Third, despite the claim by skeptics that Jesus was executed as a zealot revolutionary, this, too, doesn’t fit the evidence.

The reason: Had the Romans truly believed that Jesus was a zealot revolutionary there would have likely been a thousand crosses on Calvary hill, not just three.

The Romans would have hunted down all of Jesus’ followers and crucified them all -- as the first-century Jewish historian Josephus reports they did after the last serious rebellion, in AD 6.

Instead, historians know that the Romans permitted Jesus’ followers to operate freely for decades after his crucifixion.

It’s therefore likely that Pilate saw the situation just as the Gospels claim: that Jesus was an otherworldly prophet, potentially a troublemaker, but certainly not a real threat to Roman military rule.

Finally, skeptics claim Pilate would never have surrendered Jesus’ body to his supporters as the gospels portray.

They assert that the Romans would have left Jesus’ body on the cross to rot and then buried what remained in a mass grave for criminals – as was often done in Rome.

The New Testament scholar John Dominic Crossan of the Jesus Seminar even famously claimed that Jesus’ body was likely eaten by wild dogs.

However, as we have just seen, the Romans did in fact make allowances for Jewish religious customs, if only to keep the peace.
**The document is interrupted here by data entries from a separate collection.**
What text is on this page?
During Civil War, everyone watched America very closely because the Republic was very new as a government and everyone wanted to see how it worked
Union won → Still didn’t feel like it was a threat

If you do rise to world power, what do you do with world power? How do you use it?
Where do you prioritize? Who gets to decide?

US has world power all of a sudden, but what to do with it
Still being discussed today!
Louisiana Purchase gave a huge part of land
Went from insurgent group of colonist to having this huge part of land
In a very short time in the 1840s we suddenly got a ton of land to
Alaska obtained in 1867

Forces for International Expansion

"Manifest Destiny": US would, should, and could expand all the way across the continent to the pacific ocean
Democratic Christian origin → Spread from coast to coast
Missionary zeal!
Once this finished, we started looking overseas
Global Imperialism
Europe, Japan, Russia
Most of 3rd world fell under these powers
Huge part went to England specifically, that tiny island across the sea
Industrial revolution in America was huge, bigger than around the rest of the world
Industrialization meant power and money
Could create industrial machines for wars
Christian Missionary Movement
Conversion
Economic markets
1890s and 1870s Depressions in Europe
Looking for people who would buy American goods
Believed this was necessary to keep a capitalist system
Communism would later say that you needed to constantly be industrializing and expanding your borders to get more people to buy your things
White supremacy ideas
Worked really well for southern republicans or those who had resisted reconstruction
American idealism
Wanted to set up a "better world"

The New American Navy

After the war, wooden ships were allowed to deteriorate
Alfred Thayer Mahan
Once, Pilate had even been forced to back down and remove Roman military standards from Jerusalem after Jewish protesters threatened mass suicide.

If, as is likely, Jesus was executed on the Day of Preparation before Passover – with hundreds of thousands of Jewish pilgrims crowded into Jerusalem – then Jewish officials would have wanted his body removed prior to sundown, as the Gospels portray.  According to Jewish law, to leave a dead body hanging overnight was a desecration.

Skeptics claim that the brutal Pilate couldn’t have cared less and would not have released Jesus’ body – but, as we have just seen, Pilate likely did care if only to protect his troubled career.

In fact, historians have concrete evidence that Pilate was specifically ordered by the emperor to respect Jewish customs.

Thus, in the end, the portrayal of the crucifixion of Jesus in the Gospels is actually far more plausible historically than alternative reconstructions proposed by skeptics.

Jesus’ crucifixion happened in public, likely witnessed by hundreds, if not thousands of his friends and enemies.

His body was almost certainly taken down from the cross, hurriedly placed in a temporary tomb before the start of the central Jewish festival of Passover.

Skeptics raise legitimate questions about many parts of the Gospel accounts, but their questions about the crucifixion are not among them.